The Deputy Commander of the Combined Maritime Forces (CMF) visited Kuwait recently as part of an ongoing regional engagement program.

Commodore Simon Ancona, Royal Navy, spent a day at sea onboard HMS Monmouth with students from the Mubarak Al Abdullah Joint Staff College before meeting senior Kuwaiti naval officers.

Brigadier-General Jassem Al-Ansari, Head of the Kuwaiti Navy and Commodore Simon Ancona RN, Deputy Commander CMF
Brigadier-General Jassem Al-Ansari, Head of the Kuwaiti Navy and Commodore Simon Ancona RN, Deputy Commander CMF

Later, the Royal Navy frigate took part in a series of exercises with the Kuwaiti Navy and Air Force.

During their time aboard, the Ship gave College staff and students a comprehensive display of the diverse range of self-sustaining capabilities a modern, sophisticated warship offers to CMF.

Against the backdrop of Monmouth’s own impressive array of sensors and weapons systems, the guests were treated to a series of demonstrations of pursuit and boarding capabilities involving the Ship’s sea boats, Lynx helicopter and embarked detachment of Royal Marines.

HMS Monmouth's Royal Marines Boarding Team rapid rope from the ship's Lynx Mk 8 Black Knight onto the Foc'sle as part of a boarding display as Kuwaiti Staff College students look on from the bridge.
HMS Monmouth’s Royal Marines Boarding Team rapid rope from the ship’s Lynx Mk 8 Black Knight onto the Foc’sle as part of a boarding display as Kuwaiti Staff College students look on from the bridge.

Members of the Ship’s company were also on hand to show off fire-fighting and damage control techniques, give presentations on the diverse roles it can undertake and answer questions about what it takes to maintain a warship 5,000 miles from home for over seven months, working with CMF to patrol the waters of the Arabian Gulf and Indian Ocean.

As well as students from all three Kuwaiti services, the Ministry of Interior and National Guard of Kuwait, the diverse range of countries represented on the Staff Course included CMF member nations Australia, Bahrain, Canada, Jordan, Kuwait, Pakistan, Saudi Arabia, South Korea, the UAE and the UK, as well as regional partners including Egypt, Oman, Qatar, and Sudan

Commodore Ancona then led a question-and-answer session in the Ship’s hangar, highlighting the

importance of being able to work together for increased operational effectiveness.

He told one Kuwaiti student: “The surest way of accomplishing anything related to maritime security in this region is by working together in partnership with our allies, fellow Gulf states, and organizations like the CMF.”

The Commodore’s visit also included meetings with the head of the Kuwaiti Navy, Brig General

Jassem Al-Ansari, and Maj Gen Sheikh Mohammed Yousef Al-Sabah, the Head of the Kuwaiti Coast Guard.

He said: “Kuwait provides vital support to the CMF, both in our headquarters in Bahrain and out at sea.

“CMF and the countries of the region are working very hard to counter illicit activities at sea, and through teamwork and mutual cooperation we are able to promote maritime security and stability in the Gulf.”

In the waters off the Kuwaiti coast, HMS Monmouth worked with Kuwaiti Naval vessel Al-Ahmadi to perform a number of difficult exercises, including a complex set of Officer of the Watch manoeuvres that challenged the signalling and ship-handling skills of both bridge teams.

This was followed closely by an impressive air display from two of the Kuwaiti Air Force’s Apache Longbow helicopters.
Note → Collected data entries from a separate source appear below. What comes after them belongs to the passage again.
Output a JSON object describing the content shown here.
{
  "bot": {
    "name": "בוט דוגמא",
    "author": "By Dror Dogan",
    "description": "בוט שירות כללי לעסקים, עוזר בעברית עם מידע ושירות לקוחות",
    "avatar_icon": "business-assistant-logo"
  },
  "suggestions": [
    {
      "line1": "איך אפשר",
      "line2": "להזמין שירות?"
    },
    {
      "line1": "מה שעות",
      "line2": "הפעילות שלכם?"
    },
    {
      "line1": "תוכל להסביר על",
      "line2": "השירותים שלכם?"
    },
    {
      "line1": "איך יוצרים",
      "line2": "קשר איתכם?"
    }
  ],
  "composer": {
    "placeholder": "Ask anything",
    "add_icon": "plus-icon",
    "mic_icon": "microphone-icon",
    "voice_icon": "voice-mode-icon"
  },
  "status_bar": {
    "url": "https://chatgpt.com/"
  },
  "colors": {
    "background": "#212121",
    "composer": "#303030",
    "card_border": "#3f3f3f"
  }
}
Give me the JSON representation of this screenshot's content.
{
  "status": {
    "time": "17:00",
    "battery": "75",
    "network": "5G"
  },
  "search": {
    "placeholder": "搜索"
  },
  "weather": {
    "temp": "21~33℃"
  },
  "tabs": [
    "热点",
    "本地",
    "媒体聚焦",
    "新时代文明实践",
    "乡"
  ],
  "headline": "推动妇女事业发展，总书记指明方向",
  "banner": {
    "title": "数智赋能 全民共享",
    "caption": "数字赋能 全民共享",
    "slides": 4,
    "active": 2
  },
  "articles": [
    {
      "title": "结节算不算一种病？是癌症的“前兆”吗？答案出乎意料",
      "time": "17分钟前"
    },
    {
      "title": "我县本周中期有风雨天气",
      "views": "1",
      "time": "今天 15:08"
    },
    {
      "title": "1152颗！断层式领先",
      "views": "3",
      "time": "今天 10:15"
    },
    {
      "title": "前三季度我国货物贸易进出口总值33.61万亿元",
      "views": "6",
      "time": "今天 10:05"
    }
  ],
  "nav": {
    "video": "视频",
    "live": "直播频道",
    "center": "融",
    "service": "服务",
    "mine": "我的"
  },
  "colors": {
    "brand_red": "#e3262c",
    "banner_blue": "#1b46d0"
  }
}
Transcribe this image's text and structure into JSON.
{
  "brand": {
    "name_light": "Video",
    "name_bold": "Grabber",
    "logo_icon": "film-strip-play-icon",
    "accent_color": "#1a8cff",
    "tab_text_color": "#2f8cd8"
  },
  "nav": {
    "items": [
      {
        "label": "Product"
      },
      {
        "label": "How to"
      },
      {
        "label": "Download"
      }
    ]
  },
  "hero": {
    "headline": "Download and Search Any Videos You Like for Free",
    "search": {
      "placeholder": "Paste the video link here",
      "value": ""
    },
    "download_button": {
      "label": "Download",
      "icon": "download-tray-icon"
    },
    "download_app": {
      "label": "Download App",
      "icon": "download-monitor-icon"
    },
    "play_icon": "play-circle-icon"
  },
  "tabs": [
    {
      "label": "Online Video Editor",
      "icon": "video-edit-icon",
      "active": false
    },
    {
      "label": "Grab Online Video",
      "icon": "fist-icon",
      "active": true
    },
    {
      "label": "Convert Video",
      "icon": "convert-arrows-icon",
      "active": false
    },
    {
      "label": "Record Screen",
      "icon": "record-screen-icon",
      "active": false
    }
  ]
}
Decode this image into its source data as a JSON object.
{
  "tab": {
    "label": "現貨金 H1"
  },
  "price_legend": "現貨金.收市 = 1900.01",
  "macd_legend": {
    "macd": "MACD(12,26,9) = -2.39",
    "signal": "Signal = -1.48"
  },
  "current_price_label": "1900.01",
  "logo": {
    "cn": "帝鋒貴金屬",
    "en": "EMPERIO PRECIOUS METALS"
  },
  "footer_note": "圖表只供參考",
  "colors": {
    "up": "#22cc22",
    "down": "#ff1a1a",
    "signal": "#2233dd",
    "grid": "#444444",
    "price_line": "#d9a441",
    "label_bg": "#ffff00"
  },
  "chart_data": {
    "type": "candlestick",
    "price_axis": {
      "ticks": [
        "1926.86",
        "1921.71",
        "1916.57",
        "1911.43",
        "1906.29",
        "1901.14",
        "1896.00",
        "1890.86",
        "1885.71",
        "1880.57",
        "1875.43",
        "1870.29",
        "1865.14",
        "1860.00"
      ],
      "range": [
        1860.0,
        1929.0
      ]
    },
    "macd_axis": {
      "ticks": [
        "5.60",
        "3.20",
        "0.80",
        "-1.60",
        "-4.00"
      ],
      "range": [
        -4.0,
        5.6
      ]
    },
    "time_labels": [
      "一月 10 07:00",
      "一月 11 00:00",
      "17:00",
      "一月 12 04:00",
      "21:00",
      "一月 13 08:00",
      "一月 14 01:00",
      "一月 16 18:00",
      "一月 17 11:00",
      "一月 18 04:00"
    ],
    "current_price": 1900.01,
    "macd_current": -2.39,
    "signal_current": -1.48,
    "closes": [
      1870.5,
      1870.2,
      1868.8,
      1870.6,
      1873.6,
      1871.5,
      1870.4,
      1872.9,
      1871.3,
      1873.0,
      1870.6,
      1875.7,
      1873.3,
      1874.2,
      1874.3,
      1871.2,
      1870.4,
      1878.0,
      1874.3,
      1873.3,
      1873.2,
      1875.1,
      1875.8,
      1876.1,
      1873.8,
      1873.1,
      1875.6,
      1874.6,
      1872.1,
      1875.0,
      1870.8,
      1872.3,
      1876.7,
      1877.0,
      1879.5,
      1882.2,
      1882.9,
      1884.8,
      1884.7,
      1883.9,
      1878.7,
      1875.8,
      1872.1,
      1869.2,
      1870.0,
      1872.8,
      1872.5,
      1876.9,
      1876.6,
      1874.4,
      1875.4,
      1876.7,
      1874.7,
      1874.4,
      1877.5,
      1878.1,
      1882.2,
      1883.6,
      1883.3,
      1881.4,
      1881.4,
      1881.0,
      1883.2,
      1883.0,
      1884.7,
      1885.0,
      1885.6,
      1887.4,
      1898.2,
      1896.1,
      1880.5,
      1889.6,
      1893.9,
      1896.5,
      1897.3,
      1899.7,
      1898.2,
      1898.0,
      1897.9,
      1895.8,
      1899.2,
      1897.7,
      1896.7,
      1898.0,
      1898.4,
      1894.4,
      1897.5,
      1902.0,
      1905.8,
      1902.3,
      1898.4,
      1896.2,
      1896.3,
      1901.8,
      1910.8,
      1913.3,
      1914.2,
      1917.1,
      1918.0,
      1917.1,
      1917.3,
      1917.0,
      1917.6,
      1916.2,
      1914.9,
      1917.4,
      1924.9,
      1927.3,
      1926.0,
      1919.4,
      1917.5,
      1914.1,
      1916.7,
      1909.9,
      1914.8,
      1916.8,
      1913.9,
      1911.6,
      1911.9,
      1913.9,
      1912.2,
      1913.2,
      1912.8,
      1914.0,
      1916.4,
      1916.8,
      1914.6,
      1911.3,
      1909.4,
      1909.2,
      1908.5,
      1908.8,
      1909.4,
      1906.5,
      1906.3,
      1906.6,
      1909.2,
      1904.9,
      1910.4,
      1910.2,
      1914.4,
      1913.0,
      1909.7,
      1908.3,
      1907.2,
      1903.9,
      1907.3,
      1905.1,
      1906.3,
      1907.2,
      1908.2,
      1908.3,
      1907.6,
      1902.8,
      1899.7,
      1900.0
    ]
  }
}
Their simulated low level air attacks over the frigate tested the combat reactions of both Monmouth’s crew and the pilots themselves.

The final stage of the exercise involved a Super-Puma Search and Rescue helicopter of the Kuwaiti Air Force. By conducting winching exercises from the flight deck of HMS Monmouth it was able to demonstrate the close working relationship the two forces have developed in recent years.

Commenting on his Ship’s role in the demonstration Monmouth’s Commanding Officer, Commander Gordon Ruddock, Royal Navy , said:  “Spending time at sea on a warship is the only way one can truly understand how the CMF can achieve our strategic goals at sea.

“Of course, we all enjoy showing off what we can do, but the value of the past few days has been to assure our friends in the region of the CMF’s commitment to ensuring peace and stability in the long term.”